On le sait depuis “Scott Walker: 30 Century Man” (2006), et “Stones In Exile” l’a confirmé (2010), Stephen Kijak est un sacré bon réalisateu­r de documentai­res. Or donc, on était ravi d’apprendre que l’Américain s’était attelé à la tâche d’évoquer le parcours de Lynyrd Skynyrd, ses compatriot­es de Jacksonvil­le. Finalement, il aura fallu attendre 2021 et les prémisses du déconfinem­ent pour découvrir “If I Leave Here Tomorrow: A Film About Lynyrd Skynyrd” en bonus de cette réédition du concert, un de leurs meilleurs filmés selon les spécialist­es, que les Floridiens ont donné en 1976, au Festival de Knebworth.

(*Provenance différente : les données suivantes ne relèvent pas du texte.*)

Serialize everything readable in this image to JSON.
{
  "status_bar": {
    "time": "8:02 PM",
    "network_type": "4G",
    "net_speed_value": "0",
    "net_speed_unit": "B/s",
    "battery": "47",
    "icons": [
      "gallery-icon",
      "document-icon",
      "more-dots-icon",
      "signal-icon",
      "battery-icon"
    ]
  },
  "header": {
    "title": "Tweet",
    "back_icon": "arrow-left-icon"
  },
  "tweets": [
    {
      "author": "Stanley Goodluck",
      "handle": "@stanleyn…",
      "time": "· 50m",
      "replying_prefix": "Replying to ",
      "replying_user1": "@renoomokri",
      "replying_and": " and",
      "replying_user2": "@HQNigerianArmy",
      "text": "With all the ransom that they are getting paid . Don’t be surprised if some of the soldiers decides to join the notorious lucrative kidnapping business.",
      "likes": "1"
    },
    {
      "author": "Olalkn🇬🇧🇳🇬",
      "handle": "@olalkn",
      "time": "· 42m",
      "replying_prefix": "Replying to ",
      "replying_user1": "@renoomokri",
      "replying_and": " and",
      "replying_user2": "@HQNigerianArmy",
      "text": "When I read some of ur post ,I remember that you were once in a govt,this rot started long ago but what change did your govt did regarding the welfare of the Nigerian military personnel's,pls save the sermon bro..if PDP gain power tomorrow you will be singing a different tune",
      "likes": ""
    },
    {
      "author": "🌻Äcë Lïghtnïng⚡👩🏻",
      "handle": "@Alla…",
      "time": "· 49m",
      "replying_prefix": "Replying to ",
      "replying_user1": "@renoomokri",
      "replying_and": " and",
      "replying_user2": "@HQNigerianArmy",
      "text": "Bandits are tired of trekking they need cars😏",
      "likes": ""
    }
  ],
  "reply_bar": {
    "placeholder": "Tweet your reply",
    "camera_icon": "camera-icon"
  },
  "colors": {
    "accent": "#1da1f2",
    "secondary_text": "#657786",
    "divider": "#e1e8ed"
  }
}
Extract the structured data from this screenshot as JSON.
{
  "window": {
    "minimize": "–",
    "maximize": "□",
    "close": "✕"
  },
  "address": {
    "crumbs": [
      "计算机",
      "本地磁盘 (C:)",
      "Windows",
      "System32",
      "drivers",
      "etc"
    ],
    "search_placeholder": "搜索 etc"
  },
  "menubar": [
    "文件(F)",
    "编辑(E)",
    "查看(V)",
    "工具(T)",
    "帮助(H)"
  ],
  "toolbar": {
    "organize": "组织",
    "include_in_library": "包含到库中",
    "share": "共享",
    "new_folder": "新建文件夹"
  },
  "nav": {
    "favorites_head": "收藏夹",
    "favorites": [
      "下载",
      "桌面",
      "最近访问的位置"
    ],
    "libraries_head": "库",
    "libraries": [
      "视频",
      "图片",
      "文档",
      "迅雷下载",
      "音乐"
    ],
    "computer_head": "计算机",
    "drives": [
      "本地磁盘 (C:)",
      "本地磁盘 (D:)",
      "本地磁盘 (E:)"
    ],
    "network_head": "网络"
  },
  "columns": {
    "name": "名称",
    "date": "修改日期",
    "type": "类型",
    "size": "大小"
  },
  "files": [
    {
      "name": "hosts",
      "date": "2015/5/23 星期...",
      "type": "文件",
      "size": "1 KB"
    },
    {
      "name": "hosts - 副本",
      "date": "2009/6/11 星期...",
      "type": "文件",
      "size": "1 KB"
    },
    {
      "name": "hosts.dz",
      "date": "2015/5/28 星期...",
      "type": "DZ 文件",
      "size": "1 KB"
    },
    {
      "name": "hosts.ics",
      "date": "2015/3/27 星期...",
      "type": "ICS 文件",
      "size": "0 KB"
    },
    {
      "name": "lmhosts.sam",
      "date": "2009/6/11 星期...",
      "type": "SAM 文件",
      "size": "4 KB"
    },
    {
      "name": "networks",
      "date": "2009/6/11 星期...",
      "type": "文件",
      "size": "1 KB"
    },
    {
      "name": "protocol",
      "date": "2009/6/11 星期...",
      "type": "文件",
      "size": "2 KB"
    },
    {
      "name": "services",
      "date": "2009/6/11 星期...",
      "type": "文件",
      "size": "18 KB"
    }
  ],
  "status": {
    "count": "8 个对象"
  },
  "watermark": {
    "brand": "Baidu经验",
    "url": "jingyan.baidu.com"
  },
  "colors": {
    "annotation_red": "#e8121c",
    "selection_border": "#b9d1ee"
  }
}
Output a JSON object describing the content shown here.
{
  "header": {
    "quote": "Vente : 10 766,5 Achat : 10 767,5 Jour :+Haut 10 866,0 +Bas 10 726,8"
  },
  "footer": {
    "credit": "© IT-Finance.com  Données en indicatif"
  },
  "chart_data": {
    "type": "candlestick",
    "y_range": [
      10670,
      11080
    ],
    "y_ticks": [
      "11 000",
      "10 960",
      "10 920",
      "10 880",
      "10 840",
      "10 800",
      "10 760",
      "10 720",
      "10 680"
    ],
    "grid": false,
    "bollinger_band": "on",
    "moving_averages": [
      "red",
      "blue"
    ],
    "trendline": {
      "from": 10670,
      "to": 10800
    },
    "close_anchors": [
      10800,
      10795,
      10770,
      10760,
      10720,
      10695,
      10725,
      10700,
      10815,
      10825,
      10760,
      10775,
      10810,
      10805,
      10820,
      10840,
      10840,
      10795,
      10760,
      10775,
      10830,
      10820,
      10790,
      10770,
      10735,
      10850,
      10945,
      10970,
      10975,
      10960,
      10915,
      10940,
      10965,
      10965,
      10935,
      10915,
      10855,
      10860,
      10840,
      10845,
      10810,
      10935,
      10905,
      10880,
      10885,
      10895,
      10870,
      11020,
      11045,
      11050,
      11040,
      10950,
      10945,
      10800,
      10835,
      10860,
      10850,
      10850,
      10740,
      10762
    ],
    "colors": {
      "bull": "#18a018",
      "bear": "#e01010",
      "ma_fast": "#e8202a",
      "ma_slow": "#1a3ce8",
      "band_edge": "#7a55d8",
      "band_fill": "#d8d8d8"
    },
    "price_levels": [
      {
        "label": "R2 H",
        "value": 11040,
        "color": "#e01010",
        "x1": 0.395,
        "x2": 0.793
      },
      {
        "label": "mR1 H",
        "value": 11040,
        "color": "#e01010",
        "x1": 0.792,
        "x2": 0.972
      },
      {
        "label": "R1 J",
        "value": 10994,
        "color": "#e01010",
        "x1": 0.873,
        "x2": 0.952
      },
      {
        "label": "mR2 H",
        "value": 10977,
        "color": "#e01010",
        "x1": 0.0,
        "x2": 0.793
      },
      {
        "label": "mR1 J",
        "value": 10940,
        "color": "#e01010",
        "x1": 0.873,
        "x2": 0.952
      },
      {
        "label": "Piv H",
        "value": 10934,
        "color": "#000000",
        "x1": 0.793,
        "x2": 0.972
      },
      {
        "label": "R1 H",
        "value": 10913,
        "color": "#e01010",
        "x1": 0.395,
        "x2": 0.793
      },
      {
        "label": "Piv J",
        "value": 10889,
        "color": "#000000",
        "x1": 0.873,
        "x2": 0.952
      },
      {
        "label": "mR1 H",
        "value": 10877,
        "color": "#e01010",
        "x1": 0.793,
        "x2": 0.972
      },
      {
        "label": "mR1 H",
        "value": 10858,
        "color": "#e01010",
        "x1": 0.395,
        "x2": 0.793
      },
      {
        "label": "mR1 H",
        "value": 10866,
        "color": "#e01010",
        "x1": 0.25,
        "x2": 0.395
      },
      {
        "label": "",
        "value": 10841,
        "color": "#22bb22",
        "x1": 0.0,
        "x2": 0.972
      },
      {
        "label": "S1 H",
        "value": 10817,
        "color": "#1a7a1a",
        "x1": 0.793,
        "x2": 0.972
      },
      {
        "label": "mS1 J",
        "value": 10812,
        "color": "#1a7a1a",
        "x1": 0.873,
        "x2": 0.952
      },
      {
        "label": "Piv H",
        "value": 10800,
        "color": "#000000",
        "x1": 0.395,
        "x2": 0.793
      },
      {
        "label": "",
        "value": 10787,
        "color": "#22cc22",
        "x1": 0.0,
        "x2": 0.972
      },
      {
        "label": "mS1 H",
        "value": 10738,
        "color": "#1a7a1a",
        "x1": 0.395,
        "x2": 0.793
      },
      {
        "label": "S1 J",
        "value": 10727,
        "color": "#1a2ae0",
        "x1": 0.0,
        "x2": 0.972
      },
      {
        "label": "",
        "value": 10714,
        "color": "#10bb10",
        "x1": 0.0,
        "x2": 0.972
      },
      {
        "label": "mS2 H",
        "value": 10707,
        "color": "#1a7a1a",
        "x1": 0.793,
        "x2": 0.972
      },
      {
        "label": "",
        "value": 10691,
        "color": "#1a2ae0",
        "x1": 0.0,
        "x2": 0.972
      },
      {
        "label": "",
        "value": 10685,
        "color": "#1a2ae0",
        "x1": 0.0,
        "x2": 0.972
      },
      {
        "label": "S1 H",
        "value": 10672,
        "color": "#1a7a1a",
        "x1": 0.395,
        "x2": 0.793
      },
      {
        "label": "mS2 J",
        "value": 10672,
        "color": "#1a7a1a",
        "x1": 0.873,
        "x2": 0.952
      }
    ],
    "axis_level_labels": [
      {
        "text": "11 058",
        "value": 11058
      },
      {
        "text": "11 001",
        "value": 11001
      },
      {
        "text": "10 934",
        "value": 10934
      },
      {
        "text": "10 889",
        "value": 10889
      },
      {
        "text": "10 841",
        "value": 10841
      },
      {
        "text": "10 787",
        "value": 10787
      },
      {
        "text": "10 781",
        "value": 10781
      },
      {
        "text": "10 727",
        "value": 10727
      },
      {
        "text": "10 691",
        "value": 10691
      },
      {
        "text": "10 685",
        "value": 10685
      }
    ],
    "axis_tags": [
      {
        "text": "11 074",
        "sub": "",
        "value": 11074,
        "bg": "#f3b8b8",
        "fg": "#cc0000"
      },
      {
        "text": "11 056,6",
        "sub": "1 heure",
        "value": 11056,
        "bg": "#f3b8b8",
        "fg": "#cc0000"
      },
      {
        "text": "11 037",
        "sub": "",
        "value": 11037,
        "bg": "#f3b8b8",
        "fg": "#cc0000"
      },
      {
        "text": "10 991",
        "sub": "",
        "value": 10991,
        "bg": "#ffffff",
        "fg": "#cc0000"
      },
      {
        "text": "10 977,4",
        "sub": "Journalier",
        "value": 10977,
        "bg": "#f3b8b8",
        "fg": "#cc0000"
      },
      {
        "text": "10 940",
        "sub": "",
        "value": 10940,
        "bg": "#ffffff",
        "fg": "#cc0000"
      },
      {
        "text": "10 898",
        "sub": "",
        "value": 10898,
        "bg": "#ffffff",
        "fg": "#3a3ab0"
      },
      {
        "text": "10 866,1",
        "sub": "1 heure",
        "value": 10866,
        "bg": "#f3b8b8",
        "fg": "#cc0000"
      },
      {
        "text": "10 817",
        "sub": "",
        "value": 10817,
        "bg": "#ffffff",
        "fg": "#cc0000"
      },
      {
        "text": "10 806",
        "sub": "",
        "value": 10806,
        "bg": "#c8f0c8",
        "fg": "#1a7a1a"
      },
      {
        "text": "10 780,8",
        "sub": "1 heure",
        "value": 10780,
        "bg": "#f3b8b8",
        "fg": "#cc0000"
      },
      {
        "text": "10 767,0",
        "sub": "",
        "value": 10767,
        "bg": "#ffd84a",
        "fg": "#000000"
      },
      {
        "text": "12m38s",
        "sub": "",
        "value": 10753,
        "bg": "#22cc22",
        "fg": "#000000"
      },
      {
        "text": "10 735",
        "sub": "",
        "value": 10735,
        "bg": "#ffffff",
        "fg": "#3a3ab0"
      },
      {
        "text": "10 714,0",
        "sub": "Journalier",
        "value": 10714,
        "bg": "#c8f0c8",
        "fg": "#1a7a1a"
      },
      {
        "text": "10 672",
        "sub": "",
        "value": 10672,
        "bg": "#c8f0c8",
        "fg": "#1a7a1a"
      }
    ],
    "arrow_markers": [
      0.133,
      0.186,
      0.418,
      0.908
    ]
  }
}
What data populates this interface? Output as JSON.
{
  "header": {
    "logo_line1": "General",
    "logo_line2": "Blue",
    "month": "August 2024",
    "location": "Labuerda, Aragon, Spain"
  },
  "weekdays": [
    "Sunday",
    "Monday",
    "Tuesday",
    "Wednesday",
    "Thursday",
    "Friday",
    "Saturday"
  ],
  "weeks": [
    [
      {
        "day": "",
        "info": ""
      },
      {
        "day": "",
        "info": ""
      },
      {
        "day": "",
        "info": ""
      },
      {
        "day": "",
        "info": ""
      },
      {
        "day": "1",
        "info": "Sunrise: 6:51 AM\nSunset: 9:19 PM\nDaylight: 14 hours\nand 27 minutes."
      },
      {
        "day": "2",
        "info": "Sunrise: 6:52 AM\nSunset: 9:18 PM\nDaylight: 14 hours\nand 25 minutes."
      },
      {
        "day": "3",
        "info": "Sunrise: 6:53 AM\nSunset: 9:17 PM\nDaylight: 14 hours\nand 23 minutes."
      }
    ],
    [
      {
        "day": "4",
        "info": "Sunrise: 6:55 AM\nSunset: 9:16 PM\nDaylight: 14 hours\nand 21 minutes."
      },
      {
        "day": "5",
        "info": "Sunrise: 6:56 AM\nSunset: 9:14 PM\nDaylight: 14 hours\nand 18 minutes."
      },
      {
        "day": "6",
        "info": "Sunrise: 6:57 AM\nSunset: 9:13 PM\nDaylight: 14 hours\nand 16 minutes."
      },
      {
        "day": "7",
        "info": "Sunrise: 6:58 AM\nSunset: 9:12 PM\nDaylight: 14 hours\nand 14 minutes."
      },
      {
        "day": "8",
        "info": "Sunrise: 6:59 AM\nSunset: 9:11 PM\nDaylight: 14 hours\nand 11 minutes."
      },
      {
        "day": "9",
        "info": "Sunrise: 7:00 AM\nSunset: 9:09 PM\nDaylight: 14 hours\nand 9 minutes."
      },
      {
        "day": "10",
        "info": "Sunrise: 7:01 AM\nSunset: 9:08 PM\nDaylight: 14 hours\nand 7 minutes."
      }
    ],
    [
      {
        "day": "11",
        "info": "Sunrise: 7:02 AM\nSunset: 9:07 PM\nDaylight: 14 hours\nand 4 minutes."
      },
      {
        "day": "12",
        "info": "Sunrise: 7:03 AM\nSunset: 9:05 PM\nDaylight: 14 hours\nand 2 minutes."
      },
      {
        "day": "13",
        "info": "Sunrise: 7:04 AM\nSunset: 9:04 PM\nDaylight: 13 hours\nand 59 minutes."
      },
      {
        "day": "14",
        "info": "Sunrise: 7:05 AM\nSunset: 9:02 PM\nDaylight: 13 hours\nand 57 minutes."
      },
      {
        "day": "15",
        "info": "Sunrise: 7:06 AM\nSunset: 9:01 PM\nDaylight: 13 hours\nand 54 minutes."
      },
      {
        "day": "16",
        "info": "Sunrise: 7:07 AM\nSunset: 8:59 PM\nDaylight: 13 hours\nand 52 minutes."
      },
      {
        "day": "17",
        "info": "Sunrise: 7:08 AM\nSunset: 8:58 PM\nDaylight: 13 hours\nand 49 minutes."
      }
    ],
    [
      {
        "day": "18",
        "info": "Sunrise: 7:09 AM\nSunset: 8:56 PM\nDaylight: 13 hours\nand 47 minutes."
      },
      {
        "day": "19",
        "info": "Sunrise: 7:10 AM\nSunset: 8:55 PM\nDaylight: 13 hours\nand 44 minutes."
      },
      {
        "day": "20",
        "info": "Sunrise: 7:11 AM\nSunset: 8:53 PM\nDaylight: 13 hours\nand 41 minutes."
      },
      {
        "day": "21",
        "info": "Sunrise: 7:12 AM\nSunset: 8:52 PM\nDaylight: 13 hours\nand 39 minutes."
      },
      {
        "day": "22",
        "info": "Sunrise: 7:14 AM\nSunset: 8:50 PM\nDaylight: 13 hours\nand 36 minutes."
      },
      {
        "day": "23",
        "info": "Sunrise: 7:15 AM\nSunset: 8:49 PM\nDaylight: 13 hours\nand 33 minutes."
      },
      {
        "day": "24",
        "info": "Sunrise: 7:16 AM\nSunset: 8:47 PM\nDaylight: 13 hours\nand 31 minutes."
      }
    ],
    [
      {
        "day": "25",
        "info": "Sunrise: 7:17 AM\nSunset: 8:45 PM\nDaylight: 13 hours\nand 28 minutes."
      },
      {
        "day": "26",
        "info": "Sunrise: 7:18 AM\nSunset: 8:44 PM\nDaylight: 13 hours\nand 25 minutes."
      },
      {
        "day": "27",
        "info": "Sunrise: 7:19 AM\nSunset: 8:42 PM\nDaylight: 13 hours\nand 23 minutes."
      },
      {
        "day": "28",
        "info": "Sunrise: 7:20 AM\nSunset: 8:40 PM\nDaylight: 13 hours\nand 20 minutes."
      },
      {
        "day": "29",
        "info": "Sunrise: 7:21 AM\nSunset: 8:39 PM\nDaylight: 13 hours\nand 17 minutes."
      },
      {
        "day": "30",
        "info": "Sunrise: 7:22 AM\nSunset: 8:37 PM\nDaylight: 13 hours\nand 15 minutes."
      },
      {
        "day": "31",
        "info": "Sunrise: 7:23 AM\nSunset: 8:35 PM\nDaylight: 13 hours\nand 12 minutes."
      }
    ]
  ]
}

Ce jour-là, ils n’étaient pas en tête d’affiche (c’est aux Rolling Stones qu’était revenu cet honneur), mais, comme en attestent les images de cette prestation d’une heure devant une foule estimée à près de cent cinquante mille spectateur­s, ils n’ont pas démérité. Quant au documentai­re, classique dans le déroulé, mais finement agencé, il est axé sur le destin du chanteur Ronnie Van Zant, membre fondateur du groupe au milieu des années soixante, qui disparaîtr­a un an après Knebworth. L’accident d’avion qui lui a coûté la vie — ainsi qu’à Steve Gaines (recruté en 1976 à la guitare), sa soeur Cassie (choriste) et des membres de l’équipe technique — fait partie de la mythologie d’un groupe qui n’a plus jamais été le même ensuite, mais que les amateurs de rock sudiste continuent de tenir, et on les comprend, en très haute estime.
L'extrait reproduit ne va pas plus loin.